By Jonathan Powers
Of all the words said and written about torture in the current debate very few have bothered to look up the history of the birth in 1984 of the UN’s Convention Against Torture and Other Cruel, Inhuman or Degrading Treatment or Punishment.
Much of the groundwork was done by Amnesty International. Among countries which put their shoulder to the wheel, the Scandinavians and the Dutch worked harder than anyone else. But not far behind them was the US, whose president at that time was the grand conservative, Ronald Reagan, who had no trouble in persuading Congress to ratify the treaty. His fellow conservative, Prime Minister Margaret Thatcher of Britain, also whisked it through the House of Commons in quick time. “Those were the days,” you might say.
No one in the public debate, to my knowledge, has looked up the words of the treaty itself. They are stronger than anyone anticipated at the time. Nevertheless, the US Senate swallowed them without many dissenting votes. A key article reads that there can be no exceptions to the treaty, “no exceptional circumstances whatsoever, whether a state of war or a threat of war, internal political instability or any other public emergency, may be invoked in justification of torture.”

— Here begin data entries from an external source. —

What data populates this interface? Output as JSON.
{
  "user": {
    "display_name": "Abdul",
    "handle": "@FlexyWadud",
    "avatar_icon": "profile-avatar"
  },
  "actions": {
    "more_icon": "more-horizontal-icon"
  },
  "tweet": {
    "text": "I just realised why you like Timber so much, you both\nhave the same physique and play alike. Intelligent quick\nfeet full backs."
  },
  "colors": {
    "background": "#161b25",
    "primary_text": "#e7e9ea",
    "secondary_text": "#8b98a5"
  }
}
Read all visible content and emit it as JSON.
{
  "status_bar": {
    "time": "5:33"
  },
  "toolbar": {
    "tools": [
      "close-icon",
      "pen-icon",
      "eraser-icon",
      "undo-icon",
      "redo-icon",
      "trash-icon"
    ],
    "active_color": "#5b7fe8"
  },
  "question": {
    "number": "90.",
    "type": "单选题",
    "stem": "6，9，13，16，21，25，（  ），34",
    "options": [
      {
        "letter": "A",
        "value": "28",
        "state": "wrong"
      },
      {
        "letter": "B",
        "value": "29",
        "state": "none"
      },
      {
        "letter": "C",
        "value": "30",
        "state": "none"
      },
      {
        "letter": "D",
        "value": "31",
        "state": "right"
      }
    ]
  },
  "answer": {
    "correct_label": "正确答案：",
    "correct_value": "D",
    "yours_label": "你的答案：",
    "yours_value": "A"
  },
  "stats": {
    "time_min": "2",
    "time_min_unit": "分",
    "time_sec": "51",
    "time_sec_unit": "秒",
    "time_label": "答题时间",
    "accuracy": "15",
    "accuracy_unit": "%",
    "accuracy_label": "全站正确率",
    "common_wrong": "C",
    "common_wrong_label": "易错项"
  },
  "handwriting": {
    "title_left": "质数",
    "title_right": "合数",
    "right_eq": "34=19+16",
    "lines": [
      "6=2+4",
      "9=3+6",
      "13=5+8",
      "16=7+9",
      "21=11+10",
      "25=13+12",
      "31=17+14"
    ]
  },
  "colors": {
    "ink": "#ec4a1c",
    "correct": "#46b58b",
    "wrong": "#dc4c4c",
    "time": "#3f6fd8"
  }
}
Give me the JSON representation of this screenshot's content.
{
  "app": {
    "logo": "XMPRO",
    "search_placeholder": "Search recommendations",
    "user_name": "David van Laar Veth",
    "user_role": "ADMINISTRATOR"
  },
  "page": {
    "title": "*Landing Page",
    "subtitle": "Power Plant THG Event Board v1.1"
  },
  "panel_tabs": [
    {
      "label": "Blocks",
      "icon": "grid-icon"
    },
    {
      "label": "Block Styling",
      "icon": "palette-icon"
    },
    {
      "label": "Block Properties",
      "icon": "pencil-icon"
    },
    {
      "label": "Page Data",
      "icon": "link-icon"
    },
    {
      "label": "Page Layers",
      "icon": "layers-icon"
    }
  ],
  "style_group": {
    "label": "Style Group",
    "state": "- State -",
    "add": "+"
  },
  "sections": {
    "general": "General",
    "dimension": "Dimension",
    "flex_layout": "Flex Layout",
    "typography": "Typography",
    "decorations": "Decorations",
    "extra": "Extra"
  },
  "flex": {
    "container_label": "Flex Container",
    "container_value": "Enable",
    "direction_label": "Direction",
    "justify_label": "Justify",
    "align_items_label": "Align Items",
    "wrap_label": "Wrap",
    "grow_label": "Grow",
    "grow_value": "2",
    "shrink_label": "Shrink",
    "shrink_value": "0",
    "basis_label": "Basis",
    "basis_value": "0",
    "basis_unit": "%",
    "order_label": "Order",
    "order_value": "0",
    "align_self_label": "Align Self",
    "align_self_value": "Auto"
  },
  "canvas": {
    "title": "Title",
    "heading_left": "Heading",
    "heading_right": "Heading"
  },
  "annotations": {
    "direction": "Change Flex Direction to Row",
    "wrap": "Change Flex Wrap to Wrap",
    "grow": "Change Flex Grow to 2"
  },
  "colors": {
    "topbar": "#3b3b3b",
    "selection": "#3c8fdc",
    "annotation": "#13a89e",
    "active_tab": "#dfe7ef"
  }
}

As Austin, Texas Professor Sanford Levison has written, “Every American constitutional lawyer is aware that the assertion of ‘compelling state interests’ often suffices to limit, say, the reach of the First Amendment and its proclamation that Congress ‘shall make no law abridging freedom of speech or press.’ Yet the Torture Convention makes it clear as language can possibly do that NO interest, however ‘compelling,’ will avail a government that tries to assert the ‘necessity’ of torturing a hapless suspect. The state cannot do it, period.”
Not even the ‘ticking bomb’ argument can override this law of the world. Do we think today that our representatives in 1984 had not considered the argument that in extremis if the authorities felt they were holding the one man or woman who knew where the ‘ticking bomb’ was located that torture was permissible? Of course they did and rejected it. As Harvard professor, Elaine Scarry, has noted, “What makes the ticking bomb scenario improbable is the notion in a world where knowledge is ordinarily so imperfect, we are suddenly granted the omniscience to know that the person in front of us holds this crucial information about the bomb’s whereabouts. (Why not just grant us the omniscience to know where the bomb is?)”
In the first two-and-a-half years after September 11, 2001, 5,000 foreign nationals suspected of being terrorists were detained without access to counsel. But only three of them were eventually charged with terrorism-related acts, and two of those were acquitted. “We will be certain and correct 4,999 times that we stand in the presence of someone with the crucial data, and only get it right with the five thousandth prisoner. Will the ticking bomb still be ticking?”
Interestingly in 1999 the Israeli Supreme Court, confronted with hard evidence of the use of torture by Israel’s General Security Services, outlawed torture and, referring to the hypothetical case of a captured terrorist knowing the location of a ticking bomb about to explode at a busy intersection, reasoned that “this decision [not to torture] does not ease dealing with reality,” but concluded that “this is the destiny of democracy, as not all means are acceptable to it, and not all practices employed by its enemies are open before it.” It then added: “Although a democracy must often fight with one hand behind its back, it nevertheless has the upper hand.”
Given these arguments, and especially the irrefutable Convention against Torture, it is difficult not to say that President Barack Obama has equivocated too long on this issue.
So it is either up to the President to grasp the issues, nettles and all, or for Congress to set up its own commission of enquiry. As with Watergate, such Congressional investigations can take on a life of their own. It will severely embarrass ex-President George W. Bush and ruin his reputation for all time. And it will probably lead to the prosecutions of former vice president Dick Cheney, former Defence Secretary Donald Rumsfeld and the two Secretaries of State, Colin Powell and Condoleezza Rice. That is a big can of worms for any president to open, but a necessary one, as was the impeachment of President Richard Nixon and the imprisonment of a number of his most senior colleagues.
Of course, it is disrupting of day-to-day government, but if Obama has shown anything in his first hundred days it is that he has more than two hands when it comes to dealing with almost a hundred separate important issues.